Sampai akhirnya mereka tutup pertengahan atau akhir 90'an. Lokasinya dijual dan sempat dijadikan kafe oleh pemilik baru. Obrolan terakhir dengan ibu pemilik menyatakan bahwa mereka akan buka kembali di bilangan Jl.Jakarta, tapi sampai hari ini kabarnya tidak pernah terdengar.
Barangkali ada yang punya kabar tentang Bakmi 'Yap'? Kalaupun tidak ada, mungkin berbagi sedikit cerita nostalgia kala lalu ini, cukup untuk pengobat rindu akan mi kenyal, kuah kaldu, baso gepeng, baso tahu-somay dan pangsit rebus yang rasanya masih bisa dibayangkan di ujung lidah sampai sekarang.

Belakangan setiap lewat lokasinya dulu, entah ketika mampir ke BMC atau warung masakan sunda dalam gang di seberangnya, seperti narator acara tv tadi bilang, memang terasa ada yang hilang seiring 'hilang'nya bakmi 'Yap'.

Monday, January 07, 2008

Oseng Lupa Diri

Walaupun penduduk negeri ini banyak yang gemar lupa, nyatanya tak banyak orang yang mudah untuk lupa. Melupakan sesuatu terkadang sama sulit seperti menghapus marker transparansi dengan menggunakan batang penghapus karet yang bila dipaksa malah menggerus kertas hingga koyak.

Cara lain untuk menghindar dari pikiran yang tidak diinginkan selain dengan lupa adalah dengan menutupnya dengan pemikiran lain. Cara ini efektif. Bencana ditutupi bencana. Tragedi ditutupi tragedi. Penderitaan ditutupi penderitaan lain. Di negeri dagelan ontran-ontran jauh lebih mudah. Bencana, tragedi dan penderitaan begitu mudah ditutupi oleh sekedar berita mereka yang sering mengisi layar kaca.

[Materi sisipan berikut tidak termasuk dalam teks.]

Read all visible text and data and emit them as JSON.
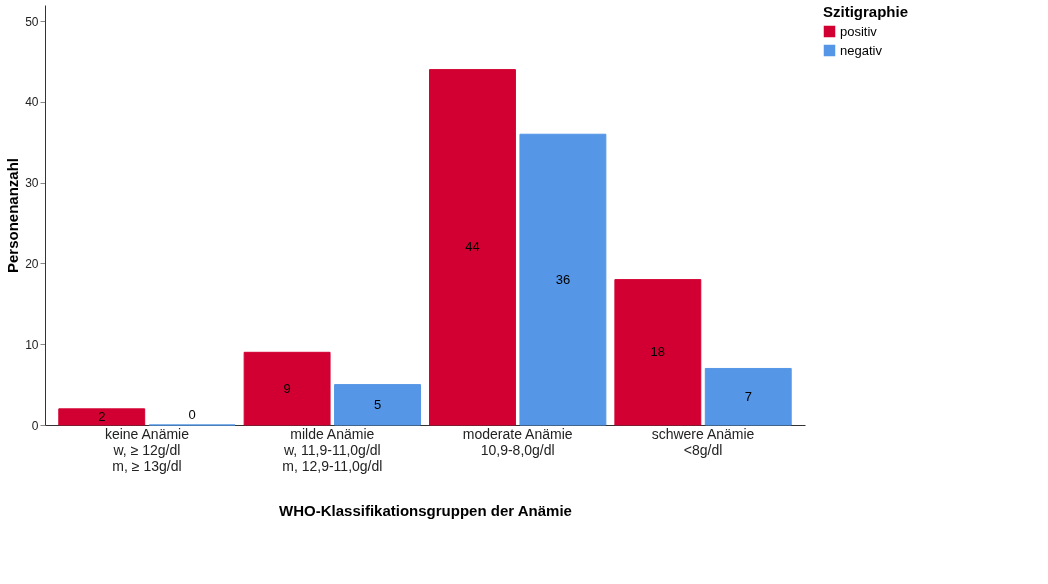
{
  "chart_data": {
    "type": "bar",
    "xlabel": "WHO-Klassifikationsgruppen der Anämie",
    "ylabel": "Personenanzahl",
    "legend_title": "Szitigraphie",
    "categories": [
      "keine Anämie\nw, ≥ 12g/dl\nm, ≥ 13g/dl",
      "milde Anämie\nw, 11,9-11,0g/dl\nm, 12,9-11,0g/dl",
      "moderate Anämie\n10,9-8,0g/dl",
      "schwere Anämie\n<8g/dl"
    ],
    "series": [
      {
        "name": "positiv",
        "color": "#d20032",
        "values": [
          2,
          9,
          44,
          18
        ]
      },
      {
        "name": "negativ",
        "color": "#5596e6",
        "values": [
          0,
          5,
          36,
          7
        ]
      }
    ],
    "ylim": [
      0,
      52
    ],
    "yticks": [
      0,
      10,
      20,
      30,
      40,
      50
    ],
    "grid": false,
    "legend": "top right",
    "data_labels": true
  }
}
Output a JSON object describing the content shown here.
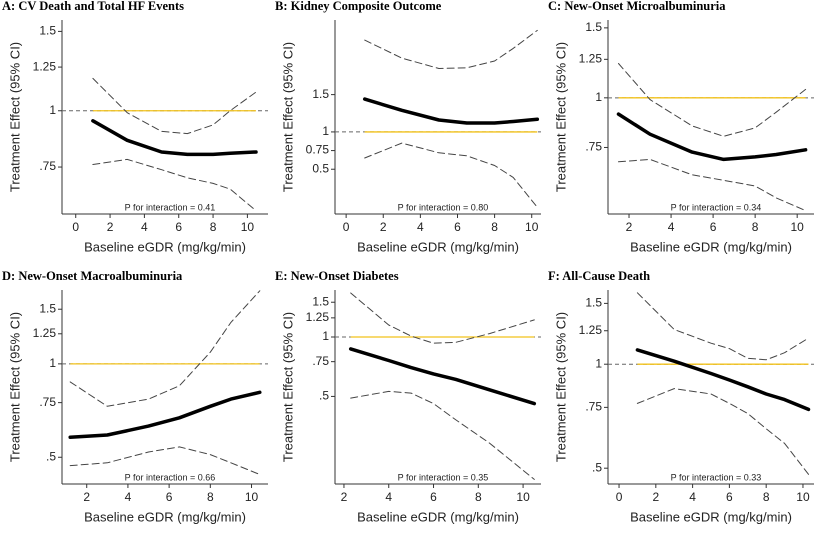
{
  "chart_data": [
    {
      "type": "line",
      "title": "A: CV Death and Total HF Events",
      "x_label": "Baseline eGDR (mg/kg/min)",
      "y_label": "Treatment Effect (95% CI)",
      "annotation": "P for interaction = 0.41",
      "log_y": true,
      "reference": 1,
      "reference_color": "#f2c21b",
      "x": [
        1,
        3,
        5,
        6.5,
        8,
        9,
        10.5
      ],
      "series": [
        {
          "color": "#000000",
          "dash": false,
          "values": [
            0.95,
            0.86,
            0.81,
            0.8,
            0.8,
            0.805,
            0.81
          ]
        },
        {
          "color": "#444444",
          "dash": true,
          "values": [
            1.18,
            0.99,
            0.9,
            0.89,
            0.93,
            1.0,
            1.1
          ]
        },
        {
          "color": "#444444",
          "dash": true,
          "values": [
            0.76,
            0.78,
            0.74,
            0.71,
            0.69,
            0.67,
            0.6
          ]
        }
      ],
      "xlim": [
        -0.8,
        11.2
      ],
      "xticks": [
        0,
        2,
        4,
        6,
        8,
        10
      ],
      "ylim": [
        0.59,
        1.59
      ],
      "yticks": [
        {
          "value": 0.75,
          "label": ".75"
        },
        1,
        1.25,
        1.5
      ]
    },
    {
      "type": "line",
      "title": "B: Kidney Composite Outcome",
      "x_label": "Baseline eGDR (mg/kg/min)",
      "y_label": "Treatment Effect (95% CI)",
      "annotation": "P for interaction = 0.80",
      "log_y": false,
      "reference": 1,
      "reference_color": "#f2c21b",
      "x": [
        1,
        3,
        5,
        6.5,
        8,
        9,
        10.3
      ],
      "series": [
        {
          "color": "#000000",
          "dash": false,
          "values": [
            1.44,
            1.29,
            1.16,
            1.12,
            1.12,
            1.14,
            1.17
          ]
        },
        {
          "color": "#444444",
          "dash": true,
          "values": [
            2.23,
            1.99,
            1.85,
            1.86,
            1.95,
            2.12,
            2.36
          ]
        },
        {
          "color": "#444444",
          "dash": true,
          "values": [
            0.65,
            0.85,
            0.72,
            0.68,
            0.55,
            0.39,
            -0.01
          ]
        }
      ],
      "xlim": [
        -0.6,
        10.5
      ],
      "xticks": [
        0,
        2,
        4,
        6,
        8,
        10
      ],
      "ylim": [
        -0.1,
        2.5
      ],
      "yticks": [
        0.5,
        0.75,
        1,
        1.5
      ]
    },
    {
      "type": "line",
      "title": "C: New-Onset Microalbuminuria",
      "x_label": "Baseline eGDR (mg/kg/min)",
      "y_label": "Treatment Effect (95% CI)",
      "annotation": "P for interaction = 0.34",
      "log_y": true,
      "reference": 1,
      "reference_color": "#f2c21b",
      "x": [
        1.5,
        3,
        5,
        6.5,
        8,
        9,
        10.4
      ],
      "series": [
        {
          "color": "#000000",
          "dash": false,
          "values": [
            0.91,
            0.81,
            0.73,
            0.7,
            0.71,
            0.72,
            0.74
          ]
        },
        {
          "color": "#444444",
          "dash": true,
          "values": [
            1.22,
            0.99,
            0.85,
            0.8,
            0.84,
            0.92,
            1.05
          ]
        },
        {
          "color": "#444444",
          "dash": true,
          "values": [
            0.69,
            0.7,
            0.64,
            0.62,
            0.6,
            0.56,
            0.52
          ]
        }
      ],
      "xlim": [
        1.0,
        10.8
      ],
      "xticks": [
        2,
        4,
        6,
        8,
        10
      ],
      "ylim": [
        0.51,
        1.57
      ],
      "yticks": [
        {
          "value": 0.75,
          "label": ".75"
        },
        1,
        1.25,
        1.5
      ]
    },
    {
      "type": "line",
      "title": "D: New-Onset Macroalbuminuria",
      "x_label": "Baseline eGDR (mg/kg/min)",
      "y_label": "Treatment Effect (95% CI)",
      "annotation": "P for interaction = 0.66",
      "log_y": true,
      "reference": 1,
      "reference_color": "#f2c21b",
      "x": [
        1.2,
        3,
        5,
        6.5,
        8,
        9,
        10.4
      ],
      "series": [
        {
          "color": "#000000",
          "dash": false,
          "values": [
            0.58,
            0.59,
            0.63,
            0.67,
            0.73,
            0.77,
            0.81
          ]
        },
        {
          "color": "#444444",
          "dash": true,
          "values": [
            0.875,
            0.73,
            0.77,
            0.85,
            1.09,
            1.36,
            1.72
          ]
        },
        {
          "color": "#444444",
          "dash": true,
          "values": [
            0.47,
            0.48,
            0.52,
            0.54,
            0.51,
            0.48,
            0.44
          ]
        }
      ],
      "xlim": [
        0.8,
        10.8
      ],
      "xticks": [
        2,
        4,
        6,
        8,
        10
      ],
      "ylim": [
        0.41,
        1.73
      ],
      "yticks": [
        {
          "value": 0.5,
          "label": ".5"
        },
        {
          "value": 0.75,
          "label": ".75"
        },
        1,
        1.25,
        1.5
      ]
    },
    {
      "type": "line",
      "title": "E: New-Onset Diabetes",
      "x_label": "Baseline eGDR (mg/kg/min)",
      "y_label": "Treatment Effect (95% CI)",
      "annotation": "P for interaction = 0.35",
      "log_y": true,
      "reference": 1,
      "reference_color": "#f2c21b",
      "x": [
        2.3,
        4,
        5,
        6,
        7,
        8.5,
        10.5
      ],
      "series": [
        {
          "color": "#000000",
          "dash": false,
          "values": [
            0.87,
            0.76,
            0.7,
            0.65,
            0.61,
            0.54,
            0.46
          ]
        },
        {
          "color": "#444444",
          "dash": true,
          "values": [
            1.67,
            1.15,
            1.01,
            0.93,
            0.94,
            1.04,
            1.22
          ]
        },
        {
          "color": "#444444",
          "dash": true,
          "values": [
            0.49,
            0.53,
            0.52,
            0.46,
            0.38,
            0.29,
            0.19
          ]
        }
      ],
      "xlim": [
        1.6,
        10.8
      ],
      "xticks": [
        2,
        4,
        6,
        8,
        10
      ],
      "ylim": [
        0.18,
        1.73
      ],
      "yticks": [
        {
          "value": 0.5,
          "label": ".5"
        },
        {
          "value": 0.75,
          "label": ".75"
        },
        1,
        1.25,
        1.5
      ]
    },
    {
      "type": "line",
      "title": "F: All-Cause Death",
      "x_label": "Baseline eGDR (mg/kg/min)",
      "y_label": "Treatment Effect (95% CI)",
      "annotation": "P for interaction = 0.33",
      "log_y": true,
      "reference": 1,
      "reference_color": "#f2c21b",
      "x": [
        1,
        3,
        5,
        6,
        7,
        8,
        9,
        10.3
      ],
      "series": [
        {
          "color": "#000000",
          "dash": false,
          "values": [
            1.1,
            1.02,
            0.94,
            0.9,
            0.86,
            0.82,
            0.79,
            0.74
          ]
        },
        {
          "color": "#444444",
          "dash": true,
          "values": [
            1.61,
            1.26,
            1.15,
            1.11,
            1.04,
            1.03,
            1.08,
            1.19
          ]
        },
        {
          "color": "#444444",
          "dash": true,
          "values": [
            0.77,
            0.85,
            0.82,
            0.77,
            0.72,
            0.65,
            0.59,
            0.48
          ]
        }
      ],
      "xlim": [
        -0.6,
        10.6
      ],
      "xticks": [
        0,
        2,
        4,
        6,
        8,
        10
      ],
      "ylim": [
        0.45,
        1.64
      ],
      "yticks": [
        {
          "value": 0.5,
          "label": ".5"
        },
        {
          "value": 0.75,
          "label": ".75"
        },
        1,
        1.25,
        1.5
      ]
    }
  ]
}
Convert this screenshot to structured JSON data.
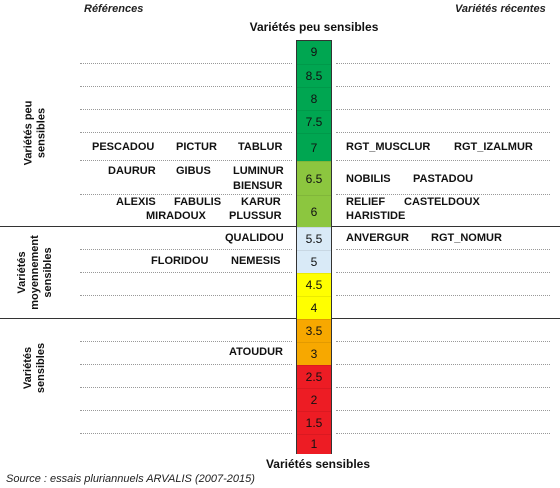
{
  "header": {
    "left_label": "Références",
    "right_label": "Variétés récentes",
    "top_title": "Variétés peu sensibles",
    "bottom_title": "Variétés sensibles"
  },
  "groups": [
    {
      "label": "Variétés peu sensibles",
      "lines": [
        "Variétés peu",
        "sensibles"
      ]
    },
    {
      "label": "Variétés moyennement sensibles",
      "lines": [
        "Variétés",
        "moyennement",
        "sensibles"
      ]
    },
    {
      "label": "Variétés sensibles",
      "lines": [
        "Variétés",
        "sensibles"
      ]
    }
  ],
  "scale": [
    {
      "value": "9",
      "color": "#00a651"
    },
    {
      "value": "8.5",
      "color": "#00a651"
    },
    {
      "value": "8",
      "color": "#00a651"
    },
    {
      "value": "7.5",
      "color": "#00a651"
    },
    {
      "value": "7",
      "color": "#00a651"
    },
    {
      "value": "6.5",
      "color": "#8cc63f"
    },
    {
      "value": "6",
      "color": "#8cc63f"
    },
    {
      "value": "5.5",
      "color": "#d9eaf7"
    },
    {
      "value": "5",
      "color": "#d9eaf7"
    },
    {
      "value": "4.5",
      "color": "#ffff00"
    },
    {
      "value": "4",
      "color": "#ffff00"
    },
    {
      "value": "3.5",
      "color": "#f7a800"
    },
    {
      "value": "3",
      "color": "#f7a800"
    },
    {
      "value": "2.5",
      "color": "#ed1c24"
    },
    {
      "value": "2",
      "color": "#ed1c24"
    },
    {
      "value": "1.5",
      "color": "#ed1c24"
    },
    {
      "value": "1",
      "color": "#ed1c24"
    }
  ],
  "references": {
    "r7": [
      "PESCADOU",
      "PICTUR",
      "TABLUR"
    ],
    "r65a": [
      "DAURUR",
      "GIBUS",
      "LUMINUR"
    ],
    "r65b": [
      "BIENSUR"
    ],
    "r6a": [
      "ALEXIS",
      "FABULIS",
      "KARUR"
    ],
    "r6b": [
      "MIRADOUX",
      "PLUSSUR"
    ],
    "r55": [
      "QUALIDOU"
    ],
    "r5": [
      "FLORIDOU",
      "NEMESIS"
    ],
    "r3": [
      "ATOUDUR"
    ]
  },
  "recent": {
    "r7": [
      "RGT_MUSCLUR",
      "RGT_IZALMUR"
    ],
    "r65": [
      "NOBILIS",
      "PASTADOU"
    ],
    "r6a": [
      "RELIEF",
      "CASTELDOUX"
    ],
    "r6b": [
      "HARISTIDE"
    ],
    "r55": [
      "ANVERGUR",
      "RGT_NOMUR"
    ]
  },
  "source": "Source : essais pluriannuels ARVALIS (2007-2015)"
}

Ketika puluhan orang mati tertimpa bukit gundul yang kayunya tak pernah mereka nikmati atau ketika ribuan orang terusir oleh lumpur sebuah eksplorasi yang bila berhasilpun tak akan mereka nikmati atau ketika ratusan ribu orang tergenang luapan sungai-sungai, mudah tenggelam oleh berita artis tua 'out of date' yang tak mampu melepaskan diri dari amphetamin atau oleh berita perceraian artis dangdut yang sering sengaja memelorotkan kemben penutup payudara dengan seorang artis dangdut melankolis yang dari wajah kemayunya saja sudah tampak jelas homoseksualitasnya.

Bisnis 'melupakan' memang laku benar. Trend bisnis 2008 hingga tahun depan. Jual apapun yang sanggup membuat orang lupa, baik sejenak atau selamanya, dijamin laris manis tanjung kimpul. Mulai dari kartu remi, obat tidur, napza dan tali penggantung leher. Pupur bedak politik yang menghapus bopeng para tokoh akan mulai laku diburu tahun ini. Semua orang harus dibuat lupa.

Tak habis pikir mengapa makanan ini cukup punya banyak penggemar. Setelah mencicipi alasannya menjadi jelas. Siapa sanggup berpikir atau mengingat apapun ketika menikmati hidangan ini. Penderitaan lahir batin. Sekelas dengan ritual menyakiti diri di berbagai agama. Untuk kemudian merasa terbebas. Itulah takdir manusia, menciptakan sendiri masalah mereka untuk kemudian mencari pembebasannya. Makan yang pedas lalu apapun makanannya, minumnya tetap bayar.

Oseng mercon tidak terlalu istimewa selain pedasnya. Dagingnya pun tetelan, selain lemaknya, dagingnya hanya urat yang kurang sedap dikunyah. Kuahnya, lagi-lagi selain pedasnya, tak lebih dari tumisan bawang putih dan bawang merah, ditambah sedikit kecap dan bumbu penyedap. Bukan tidak enak. Jika berani mencoba, cobalah ketika pikiran sedang bergelayut masalah. Ketika menyantap lalu kira-kira 2-3 jam sesudahnya, semua masalah dan pikiran akan hilang. Bila beruntung macam saya, 3-4 hari sesudahnya dapat ekstra panas dalam dan sariawan serta sembelit yang cukup untuk membuat masalah baru. Lagi-lagi dunia sudah punya obatnya; larutan penyegar.

Hanya Rp.9.000,- termasuk nasi dan es teh manis seharga Rp.2.500,- harga yang murah untuk sejenak kita tinggalkan semua beban dunia.

Bakmi Jowo & Oseng Mercon 'Plengkung Gading', Jl.Kalimantan -samping kantor CPM-, Bandung.